In this issue we also get the “House of Gotham” finale. Blanco and Bellaire bring their A-game, like always. We see excellent page layouts that shape to the story that’s being told. For example, Batman gets surrounded by enemies in the sewers, and the panels themselves as well as the layouts are somewhat crowded, which, to me, emphasizes claustrophobia and reinforces the idea that Batman can’t get away from these people under these circumstances. Toward the end the pages have fewer panels, which allows the story to breathe a bit more. I like that because it makes for a calmer and more focused approach to the ending. Bellaire’s bleak colors fit the story’s mood well, and even though I use the word “bleak,” these colors are still as layered and varied as ever. Blanco and Bellaire are a fantastic creative team that expertly renders the world of Gotham. I wish that they’d get to work on more Batman projects. Their art simply rocks!

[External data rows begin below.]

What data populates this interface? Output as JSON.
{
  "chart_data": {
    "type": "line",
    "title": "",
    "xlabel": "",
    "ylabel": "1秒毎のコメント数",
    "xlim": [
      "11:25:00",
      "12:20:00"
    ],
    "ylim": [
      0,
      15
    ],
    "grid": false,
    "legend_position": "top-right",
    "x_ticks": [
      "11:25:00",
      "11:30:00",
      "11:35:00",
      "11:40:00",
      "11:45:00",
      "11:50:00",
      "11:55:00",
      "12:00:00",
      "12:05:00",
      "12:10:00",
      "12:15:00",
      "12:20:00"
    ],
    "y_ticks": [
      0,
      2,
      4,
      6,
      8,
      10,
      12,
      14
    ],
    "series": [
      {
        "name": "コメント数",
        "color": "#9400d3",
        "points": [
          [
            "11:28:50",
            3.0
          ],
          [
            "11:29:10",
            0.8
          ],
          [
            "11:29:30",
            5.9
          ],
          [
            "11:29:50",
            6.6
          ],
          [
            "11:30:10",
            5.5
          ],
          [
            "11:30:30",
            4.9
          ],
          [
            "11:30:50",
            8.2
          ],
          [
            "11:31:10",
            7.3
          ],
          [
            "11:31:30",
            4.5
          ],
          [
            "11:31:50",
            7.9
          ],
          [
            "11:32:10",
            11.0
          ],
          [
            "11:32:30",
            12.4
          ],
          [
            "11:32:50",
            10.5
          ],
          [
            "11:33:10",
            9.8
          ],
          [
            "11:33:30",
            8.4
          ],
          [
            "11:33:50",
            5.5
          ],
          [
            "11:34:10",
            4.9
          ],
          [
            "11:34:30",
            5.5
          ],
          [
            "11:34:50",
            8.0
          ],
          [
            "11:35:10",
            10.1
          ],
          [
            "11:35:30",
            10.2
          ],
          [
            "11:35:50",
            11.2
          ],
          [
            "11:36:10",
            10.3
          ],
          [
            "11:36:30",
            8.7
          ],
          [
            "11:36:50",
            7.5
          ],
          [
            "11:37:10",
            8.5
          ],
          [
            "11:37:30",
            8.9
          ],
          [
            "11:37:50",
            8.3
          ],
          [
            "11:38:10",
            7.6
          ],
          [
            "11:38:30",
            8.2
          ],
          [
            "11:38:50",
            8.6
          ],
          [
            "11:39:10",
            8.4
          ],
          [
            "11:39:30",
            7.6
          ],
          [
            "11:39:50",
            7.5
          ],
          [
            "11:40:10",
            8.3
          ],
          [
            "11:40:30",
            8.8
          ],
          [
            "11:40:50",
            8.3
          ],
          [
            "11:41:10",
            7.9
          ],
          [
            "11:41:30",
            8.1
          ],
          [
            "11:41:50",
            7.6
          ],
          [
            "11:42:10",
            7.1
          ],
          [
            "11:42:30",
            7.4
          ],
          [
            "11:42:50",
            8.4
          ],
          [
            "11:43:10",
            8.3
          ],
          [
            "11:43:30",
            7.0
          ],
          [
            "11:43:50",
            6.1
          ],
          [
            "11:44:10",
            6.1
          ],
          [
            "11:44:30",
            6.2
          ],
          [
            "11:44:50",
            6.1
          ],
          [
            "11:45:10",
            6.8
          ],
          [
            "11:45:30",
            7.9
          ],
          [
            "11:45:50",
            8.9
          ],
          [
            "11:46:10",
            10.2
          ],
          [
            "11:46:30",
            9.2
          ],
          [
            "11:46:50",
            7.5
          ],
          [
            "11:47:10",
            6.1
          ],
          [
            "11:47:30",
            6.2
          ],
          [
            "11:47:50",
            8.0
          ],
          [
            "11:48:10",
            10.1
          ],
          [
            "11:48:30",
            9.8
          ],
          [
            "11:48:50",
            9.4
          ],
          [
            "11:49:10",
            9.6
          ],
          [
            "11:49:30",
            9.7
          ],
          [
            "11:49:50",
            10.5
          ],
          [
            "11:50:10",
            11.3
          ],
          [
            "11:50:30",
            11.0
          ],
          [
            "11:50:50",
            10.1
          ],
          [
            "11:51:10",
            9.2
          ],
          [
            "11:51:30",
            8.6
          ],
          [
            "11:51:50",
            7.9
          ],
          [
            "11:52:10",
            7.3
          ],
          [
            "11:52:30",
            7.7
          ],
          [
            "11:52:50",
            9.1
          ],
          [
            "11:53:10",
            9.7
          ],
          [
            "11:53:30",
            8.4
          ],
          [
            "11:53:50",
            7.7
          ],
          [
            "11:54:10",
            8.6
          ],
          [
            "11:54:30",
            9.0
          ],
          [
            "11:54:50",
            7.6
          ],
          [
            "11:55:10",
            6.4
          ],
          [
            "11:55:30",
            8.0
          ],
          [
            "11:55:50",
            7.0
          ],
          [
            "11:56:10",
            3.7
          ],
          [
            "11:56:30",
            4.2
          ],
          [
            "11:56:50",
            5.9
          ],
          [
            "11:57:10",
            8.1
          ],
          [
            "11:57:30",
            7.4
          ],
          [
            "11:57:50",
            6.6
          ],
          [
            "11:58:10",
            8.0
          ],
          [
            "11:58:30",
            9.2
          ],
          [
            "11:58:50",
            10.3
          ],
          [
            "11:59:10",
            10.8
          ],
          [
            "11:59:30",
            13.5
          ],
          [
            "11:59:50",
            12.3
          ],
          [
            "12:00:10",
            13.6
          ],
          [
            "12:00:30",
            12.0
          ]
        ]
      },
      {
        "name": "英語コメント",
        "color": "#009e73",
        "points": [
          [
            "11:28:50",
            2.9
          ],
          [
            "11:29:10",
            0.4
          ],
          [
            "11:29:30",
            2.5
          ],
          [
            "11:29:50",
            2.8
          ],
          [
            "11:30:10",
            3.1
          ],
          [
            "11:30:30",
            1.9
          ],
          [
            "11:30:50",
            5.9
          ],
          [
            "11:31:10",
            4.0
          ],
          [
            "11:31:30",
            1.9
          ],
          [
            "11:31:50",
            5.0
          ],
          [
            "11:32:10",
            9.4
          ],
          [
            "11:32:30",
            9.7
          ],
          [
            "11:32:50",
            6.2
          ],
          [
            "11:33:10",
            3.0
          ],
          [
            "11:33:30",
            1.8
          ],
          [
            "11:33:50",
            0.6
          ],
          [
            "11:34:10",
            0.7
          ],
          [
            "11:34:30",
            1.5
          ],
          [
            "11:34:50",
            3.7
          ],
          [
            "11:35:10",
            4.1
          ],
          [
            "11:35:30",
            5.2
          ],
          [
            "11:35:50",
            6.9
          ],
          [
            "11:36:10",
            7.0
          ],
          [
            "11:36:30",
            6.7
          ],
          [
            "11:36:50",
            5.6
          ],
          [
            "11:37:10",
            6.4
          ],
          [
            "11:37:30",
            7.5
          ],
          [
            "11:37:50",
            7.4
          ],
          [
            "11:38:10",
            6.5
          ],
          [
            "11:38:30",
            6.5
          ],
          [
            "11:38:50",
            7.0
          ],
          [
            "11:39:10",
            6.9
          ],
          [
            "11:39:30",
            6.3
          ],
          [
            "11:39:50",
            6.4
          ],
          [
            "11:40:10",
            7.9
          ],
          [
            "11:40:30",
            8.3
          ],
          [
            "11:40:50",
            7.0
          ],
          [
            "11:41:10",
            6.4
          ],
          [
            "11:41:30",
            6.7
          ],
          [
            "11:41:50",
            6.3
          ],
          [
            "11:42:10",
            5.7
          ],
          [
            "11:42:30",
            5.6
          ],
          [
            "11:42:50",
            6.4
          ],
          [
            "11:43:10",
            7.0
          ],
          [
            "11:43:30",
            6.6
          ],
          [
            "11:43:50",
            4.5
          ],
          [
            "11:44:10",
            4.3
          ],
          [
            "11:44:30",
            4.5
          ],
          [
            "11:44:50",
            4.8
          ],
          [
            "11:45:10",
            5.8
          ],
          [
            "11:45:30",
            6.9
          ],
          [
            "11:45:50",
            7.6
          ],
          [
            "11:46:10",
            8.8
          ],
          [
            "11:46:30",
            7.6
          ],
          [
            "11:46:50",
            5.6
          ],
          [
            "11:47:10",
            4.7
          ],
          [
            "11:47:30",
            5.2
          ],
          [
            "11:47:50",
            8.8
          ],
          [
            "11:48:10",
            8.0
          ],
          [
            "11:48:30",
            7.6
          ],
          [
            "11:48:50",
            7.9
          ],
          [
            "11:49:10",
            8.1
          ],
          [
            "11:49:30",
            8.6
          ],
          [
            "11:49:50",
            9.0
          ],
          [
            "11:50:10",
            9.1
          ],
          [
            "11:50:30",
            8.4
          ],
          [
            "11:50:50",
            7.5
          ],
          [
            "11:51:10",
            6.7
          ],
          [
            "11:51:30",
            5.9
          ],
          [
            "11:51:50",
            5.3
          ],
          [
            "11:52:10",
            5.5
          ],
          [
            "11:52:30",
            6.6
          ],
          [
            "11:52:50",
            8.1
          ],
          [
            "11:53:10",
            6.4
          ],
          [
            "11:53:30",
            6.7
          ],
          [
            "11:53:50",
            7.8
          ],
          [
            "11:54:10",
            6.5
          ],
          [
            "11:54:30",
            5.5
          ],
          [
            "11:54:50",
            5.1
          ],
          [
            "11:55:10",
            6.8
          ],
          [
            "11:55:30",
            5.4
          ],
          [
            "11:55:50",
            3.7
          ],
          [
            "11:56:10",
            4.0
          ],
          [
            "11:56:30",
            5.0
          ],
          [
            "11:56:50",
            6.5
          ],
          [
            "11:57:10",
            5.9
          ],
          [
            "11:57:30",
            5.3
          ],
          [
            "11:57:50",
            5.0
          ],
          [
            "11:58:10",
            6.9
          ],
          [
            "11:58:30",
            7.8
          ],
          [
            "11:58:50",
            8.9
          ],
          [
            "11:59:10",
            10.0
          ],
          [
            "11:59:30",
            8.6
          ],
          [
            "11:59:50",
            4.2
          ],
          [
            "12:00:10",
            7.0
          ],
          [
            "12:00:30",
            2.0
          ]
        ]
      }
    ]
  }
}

Yet I’m not sure how I feel about the writing. I don’t think it’s bad by any means, but I do have a bit of a “That’s it?” feeling once it’s all over. The final confrontation between Batman and our unnamed protagonist is not a physical fight, but rather a debate. Without the context of the previous chapters, this debate might just read like the typical discussion about whether or not Batman’s presence is good for Gotham and whether or not his use of “child soldiers” is justified. With that context, the discussion becomes a little bit more nuanced because now it’s informed by the protagonist’s own experiences, which we’ve seen unfold. However, due to a limited amount of pages, the debate doesn’t feel as fleshed out as it should be. I also don’t like the way the story ends. While I get what the creative team is going for, I’m just not sure if this type of ending is really appropriate after having followed the protagonist through Gotham, through various time periods. The ending feels too abrupt to me. Still, “House of Gotham” has been a good read overall, and if this gets collected in its own trade, then I think that would be a nice addition to your collection.

Recommended if…

  • You like good artwork and don’t mind if the story can’t keep up with the quality of the art.
  • You can afford a very expensive event in which barely anything happens.
  • All you need are the collaborations between Blanco and Bellaire.

Overall: It’s over. It’s truly over! Can you believe it? We made it through 12 weeks of 12 overpriced, bad issues. The “Arkham Tower” story isn’t worth reading, let alone buying. If you really feel like you have to read it, then I recommend waiting until you can find the trade with a massive discount. “House of Gotham” was cool, but I wish that the creative team had more space to develop the ending. But man, I’m so glad that it’s over…12 weeks…12 long weeks! I’m honestly surprised I came out of this with my sanity intact.

If you’ve come this far you’ve spent at least: $60.88 (or $66.87 with the 2021 Annual.)

Score: 2.5/10

(It would’ve been a 3.5/10, but I’m taking away a full point due to the price.)

Disclaimer: DC Comics provided Batman News with an advance copy of this comic for the purpose of this review.